Kamballa Road, SW11
Battersea Power Station view from River Thames (2012)
Credit: Alberto Pascual
Kamballa Road ran from Natal Road to Falcon Road.

Alfred Heaver bought the land here in 1879 becoming part of the Falcon Park estate. Surveyor W. C. Poole planned the area, continuing Mantua Street eastwards. Two new streets, Heaver Road and Musjid Road were set out running between Natal Road and Falcon Road.

Kambala Road was built when in 1882 Alfred Heaver obtained building rights over a narrow market-garden field which lay south of the Prince’s Head and which had a house called Falcon House on it. The field had been leased in the 1850s to William Watling who had promised to build on it but instead rented out Falcon House and let the lands at the back for a piggery and cowsheds.

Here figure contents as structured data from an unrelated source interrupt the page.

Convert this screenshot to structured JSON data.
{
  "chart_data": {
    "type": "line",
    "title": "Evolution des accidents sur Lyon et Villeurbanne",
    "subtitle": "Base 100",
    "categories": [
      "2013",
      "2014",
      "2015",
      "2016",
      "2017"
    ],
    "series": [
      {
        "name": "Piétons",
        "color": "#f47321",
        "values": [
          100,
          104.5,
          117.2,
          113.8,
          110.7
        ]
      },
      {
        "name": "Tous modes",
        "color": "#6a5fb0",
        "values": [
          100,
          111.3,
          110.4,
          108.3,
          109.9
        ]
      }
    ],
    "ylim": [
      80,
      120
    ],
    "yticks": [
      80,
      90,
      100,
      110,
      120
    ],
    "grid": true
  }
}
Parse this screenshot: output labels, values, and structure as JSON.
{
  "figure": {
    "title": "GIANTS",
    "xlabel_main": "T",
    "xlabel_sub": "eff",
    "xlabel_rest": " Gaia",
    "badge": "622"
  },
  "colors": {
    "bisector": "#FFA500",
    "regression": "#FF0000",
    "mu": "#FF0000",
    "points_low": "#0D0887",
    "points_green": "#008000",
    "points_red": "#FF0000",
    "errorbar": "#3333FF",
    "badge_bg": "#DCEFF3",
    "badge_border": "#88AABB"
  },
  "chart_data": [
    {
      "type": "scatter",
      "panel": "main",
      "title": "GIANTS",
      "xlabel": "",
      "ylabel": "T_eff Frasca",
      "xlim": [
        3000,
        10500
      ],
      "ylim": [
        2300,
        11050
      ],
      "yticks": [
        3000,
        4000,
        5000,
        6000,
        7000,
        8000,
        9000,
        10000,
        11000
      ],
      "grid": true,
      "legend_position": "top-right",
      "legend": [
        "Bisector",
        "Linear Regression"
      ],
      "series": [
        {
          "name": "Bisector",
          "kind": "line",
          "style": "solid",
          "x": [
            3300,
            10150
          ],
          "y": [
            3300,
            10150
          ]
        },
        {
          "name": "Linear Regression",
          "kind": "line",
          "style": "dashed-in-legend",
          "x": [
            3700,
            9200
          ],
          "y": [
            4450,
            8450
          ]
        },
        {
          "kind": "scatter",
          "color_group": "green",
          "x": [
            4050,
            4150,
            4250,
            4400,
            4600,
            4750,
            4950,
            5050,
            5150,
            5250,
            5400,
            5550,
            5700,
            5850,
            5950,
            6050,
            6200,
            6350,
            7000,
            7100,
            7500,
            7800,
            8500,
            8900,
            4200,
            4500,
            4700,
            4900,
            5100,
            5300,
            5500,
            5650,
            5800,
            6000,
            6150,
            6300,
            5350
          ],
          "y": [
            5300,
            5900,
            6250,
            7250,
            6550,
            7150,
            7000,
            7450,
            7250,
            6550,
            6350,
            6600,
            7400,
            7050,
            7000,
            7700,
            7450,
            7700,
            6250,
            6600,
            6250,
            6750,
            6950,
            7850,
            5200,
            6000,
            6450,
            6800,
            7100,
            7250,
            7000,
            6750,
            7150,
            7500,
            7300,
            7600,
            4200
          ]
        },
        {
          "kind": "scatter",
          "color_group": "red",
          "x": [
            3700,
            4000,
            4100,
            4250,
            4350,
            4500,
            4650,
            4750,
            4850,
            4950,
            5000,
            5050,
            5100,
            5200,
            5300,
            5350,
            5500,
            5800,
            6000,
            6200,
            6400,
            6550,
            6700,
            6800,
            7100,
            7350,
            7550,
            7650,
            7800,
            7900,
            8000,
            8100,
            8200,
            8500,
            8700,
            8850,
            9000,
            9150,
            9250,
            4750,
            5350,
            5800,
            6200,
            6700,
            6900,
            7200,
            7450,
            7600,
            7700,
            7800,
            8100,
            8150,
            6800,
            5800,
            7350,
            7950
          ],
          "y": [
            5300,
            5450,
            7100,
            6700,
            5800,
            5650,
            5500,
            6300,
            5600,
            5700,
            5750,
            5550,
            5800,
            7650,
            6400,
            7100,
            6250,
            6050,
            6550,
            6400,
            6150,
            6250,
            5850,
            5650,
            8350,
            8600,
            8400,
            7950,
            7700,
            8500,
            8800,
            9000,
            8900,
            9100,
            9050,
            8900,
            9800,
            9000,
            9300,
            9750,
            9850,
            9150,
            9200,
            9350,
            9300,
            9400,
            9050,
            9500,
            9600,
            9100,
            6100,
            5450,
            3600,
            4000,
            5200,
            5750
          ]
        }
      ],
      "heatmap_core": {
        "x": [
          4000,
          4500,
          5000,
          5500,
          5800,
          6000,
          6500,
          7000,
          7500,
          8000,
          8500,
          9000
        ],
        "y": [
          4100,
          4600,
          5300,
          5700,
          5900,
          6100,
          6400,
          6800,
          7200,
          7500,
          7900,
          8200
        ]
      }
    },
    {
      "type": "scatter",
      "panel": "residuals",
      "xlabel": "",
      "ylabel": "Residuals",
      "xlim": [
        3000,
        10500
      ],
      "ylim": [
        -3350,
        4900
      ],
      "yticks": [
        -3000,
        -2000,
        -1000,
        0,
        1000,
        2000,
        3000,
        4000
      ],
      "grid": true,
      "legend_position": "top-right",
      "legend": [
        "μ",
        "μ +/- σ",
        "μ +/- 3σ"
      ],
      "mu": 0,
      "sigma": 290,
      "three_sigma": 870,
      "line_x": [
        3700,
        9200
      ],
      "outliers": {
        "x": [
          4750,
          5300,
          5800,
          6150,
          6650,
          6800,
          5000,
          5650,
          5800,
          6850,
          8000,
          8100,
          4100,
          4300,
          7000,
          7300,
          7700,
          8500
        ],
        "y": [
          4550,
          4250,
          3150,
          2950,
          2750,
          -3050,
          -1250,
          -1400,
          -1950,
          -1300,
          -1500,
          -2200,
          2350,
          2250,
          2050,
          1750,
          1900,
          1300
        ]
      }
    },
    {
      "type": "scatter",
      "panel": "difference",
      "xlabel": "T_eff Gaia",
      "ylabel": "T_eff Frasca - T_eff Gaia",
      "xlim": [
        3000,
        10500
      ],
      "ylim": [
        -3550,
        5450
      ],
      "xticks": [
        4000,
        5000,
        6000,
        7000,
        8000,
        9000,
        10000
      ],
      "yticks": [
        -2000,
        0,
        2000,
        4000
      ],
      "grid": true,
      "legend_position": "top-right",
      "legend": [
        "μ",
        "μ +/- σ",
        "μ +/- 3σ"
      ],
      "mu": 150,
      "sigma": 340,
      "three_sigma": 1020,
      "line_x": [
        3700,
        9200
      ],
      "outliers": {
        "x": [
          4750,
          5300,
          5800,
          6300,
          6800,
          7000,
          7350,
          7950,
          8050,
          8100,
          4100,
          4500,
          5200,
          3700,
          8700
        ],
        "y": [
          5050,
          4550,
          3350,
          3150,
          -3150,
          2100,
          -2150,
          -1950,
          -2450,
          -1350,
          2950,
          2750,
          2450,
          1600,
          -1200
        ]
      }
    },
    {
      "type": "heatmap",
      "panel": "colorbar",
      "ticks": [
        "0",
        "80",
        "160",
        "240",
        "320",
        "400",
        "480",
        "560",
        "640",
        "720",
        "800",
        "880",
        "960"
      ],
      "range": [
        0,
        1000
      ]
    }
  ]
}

Watling’s grandson, John Stephens, acquired the freehold in 1880 just before he died. The leases for houses on
Kamballa Road houses were mostly giving out by his widow Emily Louise Stephens.

Between Kamballa and Musjid Roads, Arding and Hobbs had a warehouse and there were workshops for Munt Brothers.

Residential between 1882 and the second world war, the area was bombed and was undeveloped in 1971 when plans for a new estate which would be built over the old streets was mooted.